Often when I write about the difference between plan and reality the plan is much more entertaining, faster, (pain-free!) and positive than the real end-result.
This weekend was a complete flip of the switch on that situation. The plan was to get eight miles yesterday at close to a ten-minute pace. Not only did we get eight, we got it in at a pace about fifteen seconds per mile faster than planned.
Okay. There was a down side. I ended up subluxating (popping) one of my ankle tendons five miles in; something I end up doing once every six months or so. To top it all off, I had no choice but to walk or run another two kilometers...up-and-down a bridge (I will not receive any sympathy from those friends who live with elevation changes.). I guess I could have swam across the bayou and saved myself about 1,500 meters of limping. Actually, once I got to the top of the bridge my heart rate made me forget about the ankle. While the training isn't as fast as what I used to do it was a major improvement over how I felt some time back.
Think back to the last time you had a sudden leap in performance; perhaps you were able to run for a longer period of time without feeling the need to stop or slow down. Or, even better, you knocked a big, honking chunk of time off your best performance on a run course.

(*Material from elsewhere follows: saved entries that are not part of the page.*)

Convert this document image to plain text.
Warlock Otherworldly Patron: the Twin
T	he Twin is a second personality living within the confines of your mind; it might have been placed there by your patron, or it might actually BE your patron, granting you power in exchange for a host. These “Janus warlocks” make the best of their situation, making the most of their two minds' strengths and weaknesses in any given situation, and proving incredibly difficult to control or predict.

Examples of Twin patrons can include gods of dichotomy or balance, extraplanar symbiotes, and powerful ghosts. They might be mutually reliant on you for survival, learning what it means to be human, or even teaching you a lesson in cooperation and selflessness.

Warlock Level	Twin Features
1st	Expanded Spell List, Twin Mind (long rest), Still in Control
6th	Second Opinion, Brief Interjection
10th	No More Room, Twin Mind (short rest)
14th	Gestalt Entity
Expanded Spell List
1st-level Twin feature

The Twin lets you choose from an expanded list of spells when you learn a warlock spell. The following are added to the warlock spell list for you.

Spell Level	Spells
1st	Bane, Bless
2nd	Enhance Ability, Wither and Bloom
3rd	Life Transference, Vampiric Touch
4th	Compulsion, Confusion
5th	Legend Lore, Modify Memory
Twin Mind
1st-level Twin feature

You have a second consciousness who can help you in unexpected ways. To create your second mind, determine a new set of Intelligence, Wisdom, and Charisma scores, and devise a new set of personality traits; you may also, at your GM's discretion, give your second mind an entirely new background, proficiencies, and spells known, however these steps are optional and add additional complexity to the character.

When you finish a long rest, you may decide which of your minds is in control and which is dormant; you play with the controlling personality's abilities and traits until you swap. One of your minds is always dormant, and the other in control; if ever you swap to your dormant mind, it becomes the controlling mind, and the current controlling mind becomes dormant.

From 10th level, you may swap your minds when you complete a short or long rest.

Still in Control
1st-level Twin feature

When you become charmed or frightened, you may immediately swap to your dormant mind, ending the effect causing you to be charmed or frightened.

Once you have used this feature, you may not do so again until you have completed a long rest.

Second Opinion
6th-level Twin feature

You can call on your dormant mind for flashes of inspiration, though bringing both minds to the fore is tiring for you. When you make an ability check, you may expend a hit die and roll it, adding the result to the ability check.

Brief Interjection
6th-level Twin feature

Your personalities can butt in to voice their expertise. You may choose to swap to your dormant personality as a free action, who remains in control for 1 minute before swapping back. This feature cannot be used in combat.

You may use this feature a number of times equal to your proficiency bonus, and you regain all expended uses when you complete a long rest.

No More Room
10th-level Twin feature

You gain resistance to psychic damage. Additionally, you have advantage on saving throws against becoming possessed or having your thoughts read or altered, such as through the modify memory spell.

Quite simply, you adapted to a stress.
The Austrian-born Canadian psychologist Hans Selye likened a graphic version of the physiological response to stress - especially the way we adapt or fail to adapt to it - to that of a sine wave, dropping during the period of time during and immediately following a workout, then slowly returning back to the baseline.
Once baseline is reached a period of what he called "supercompensation" can occur, depending on the level of stress induced and the period of time given for recovery. Put one-too-many hard workouts in succession and that wave might not return to baseline for a while...that's a state known as over-reaching or over-training.

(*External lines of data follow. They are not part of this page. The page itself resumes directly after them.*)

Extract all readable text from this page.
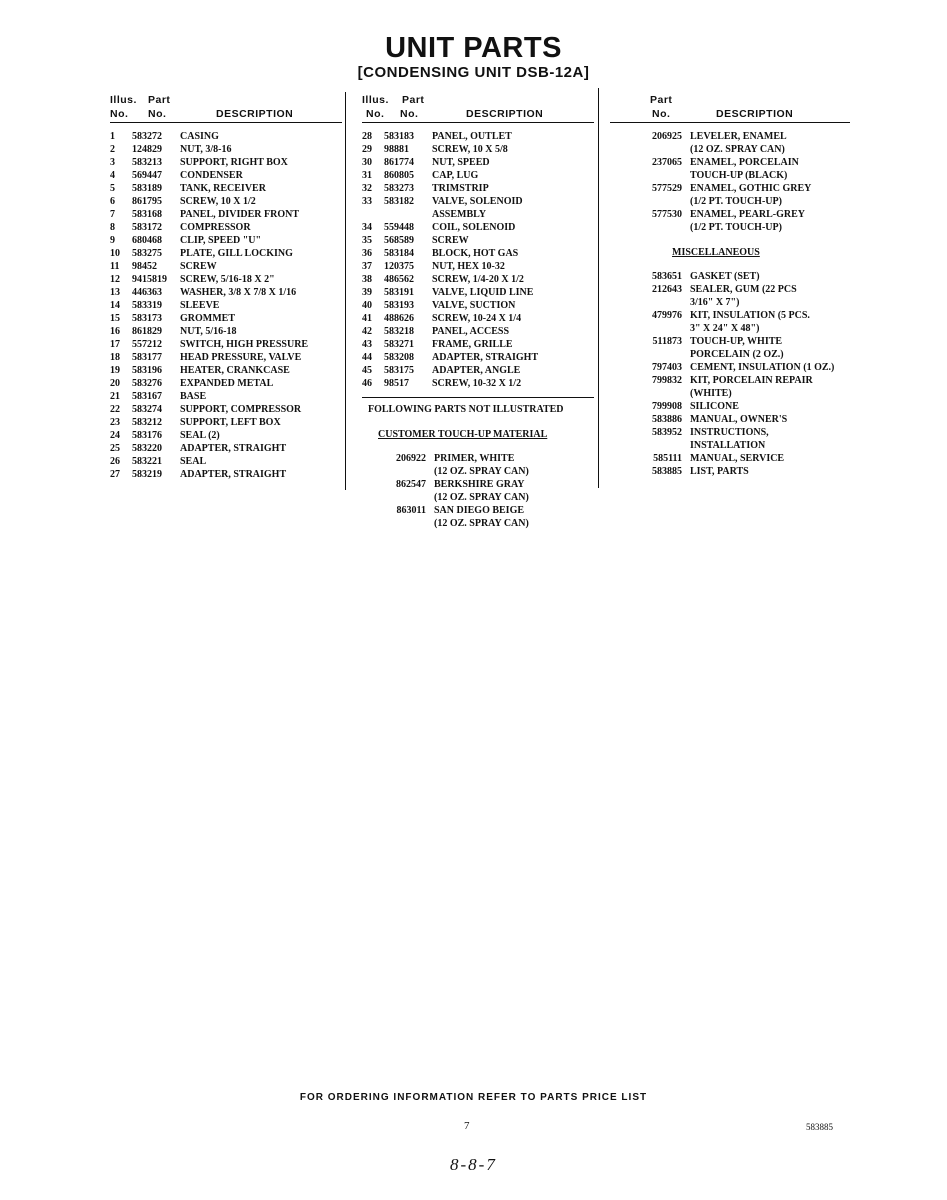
UNIT PARTS
[CONDENSING UNIT DSB-12A]
Illus. Part
No. No.	DESCRIPTION
1	583272	CASING
2	124829	NUT, 3/8-16
3	583213	SUPPORT, RIGHT BOX
4	569447	CONDENSER
5	583189	TANK, RECEIVER
6	861795	SCREW, 10 X 1/2
7	583168	PANEL, DIVIDER FRONT
8	583172	COMPRESSOR
9	680468	CLIP, SPEED "U"
10	583275	PLATE, GILL LOCKING
11	98452	SCREW
12	9415819	SCREW, 5/16-18 X 2"
13	446363	WASHER, 3/8 X 7/8 X 1/16
14	583319	SLEEVE
15	583173	GROMMET
16	861829	NUT, 5/16-18
17	557212	SWITCH, HIGH PRESSURE
18	583177	HEAD PRESSURE, VALVE
19	583196	HEATER, CRANKCASE
20	583276	EXPANDED METAL
21	583167	BASE
22	583274	SUPPORT, COMPRESSOR
23	583212	SUPPORT, LEFT BOX
24	583176	SEAL (2)
25	583220	ADAPTER, STRAIGHT
26	583221	SEAL
27	583219	ADAPTER, STRAIGHT
Illus. Part
No. No.	DESCRIPTION
28	583183	PANEL, OUTLET
29	98881	SCREW, 10 X 5/8
30	861774	NUT, SPEED
31	860805	CAP, LUG
32	583273	TRIMSTRIP
33	583182	VALVE, SOLENOID
ASSEMBLY
34	559448	COIL, SOLENOID
35	568589	SCREW
36	583184	BLOCK, HOT GAS
37	120375	NUT, HEX 10-32
38	486562	SCREW, 1/4-20 X 1/2
39	583191	VALVE, LIQUID LINE
40	583193	VALVE, SUCTION
41	488626	SCREW, 10-24 X 1/4
42	583218	PANEL, ACCESS
43	583271	FRAME, GRILLE
44	583208	ADAPTER, STRAIGHT
45	583175	ADAPTER, ANGLE
46	98517	SCREW, 10-32 X 1/2
FOLLOWING PARTS NOT ILLUSTRATED
CUSTOMER TOUCH-UP MATERIAL
206922 PRIMER, WHITE
(12 OZ. SPRAY CAN)
862547 BERKSHIRE GRAY
(12 OZ. SPRAY CAN)
863011 SAN DIEGO BEIGE
(12 OZ. SPRAY CAN)
Part
No.	DESCRIPTION
206925 LEVELER, ENAMEL
(12 OZ. SPRAY CAN)
237065 ENAMEL, PORCELAIN
TOUCH-UP (BLACK)
577529 ENAMEL, GOTHIC GREY
(1/2 PT. TOUCH-UP)
577530 ENAMEL, PEARL-GREY
(1/2 PT. TOUCH-UP)
MISCELLANEOUS
583651 GASKET (SET)
212643 SEALER, GUM (22 PCS
3/16" X 7")
479976 KIT, INSULATION (5 PCS.
3" X 24" X 48")
511873 TOUCH-UP, WHITE
PORCELAIN (2 OZ.)
797403 CEMENT, INSULATION (1 OZ.)
799832 KIT, PORCELAIN REPAIR
(WHITE)
799908 SILICONE
583886 MANUAL, OWNER'S
583952 INSTRUCTIONS,
INSTALLATION
585111 MANUAL, SERVICE
583885 LIST, PARTS
FOR ORDERING INFORMATION REFER TO PARTS PRICE LIST
7	583885
8-8-7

Do some easy workouts, or focus on a different areas of fitness while the ones you stressed are recovering - any functional fitness enthusiast would tell you there are as many as ten, to include cardiorespiratory endurance, stamina, strength, flexibility, power, speed, coordination, accuracy, agility, and balance - and that supercompensation will not only occur, but will eventually raise the baseline so that your former supercompensated state is now your new baseline. When I look at the list of ten "fitnesses" it's easy to tell that distance running has a strong focus on some, and not as great a focus on others. This is most likely why we're starting to see top-shelf elite runners hit the weight room and take on functional fitness training regimens as adjunct training.
(I don't think we're around the corner from seeing Dave Castro's ideal functional fitness enthusiast, a person who can both run a five-minute mile and deadlift five hundred pounds. But, I'm sure there's a golden mean between the folks dropping iron and the treadmill crowd working to drop fat pounds in my local gym.)
The goal of the training, whether it's strictly running, or if there's weight training or cross-training or functional fitness added in...is to get the sine wave of fitness back to that peak of supercompensation faster, higher and to stay there for a longer period of time. Sometimes that means a deeper level or a longer period of "down." When you hit that level of down it's time to focus for a little while on something else.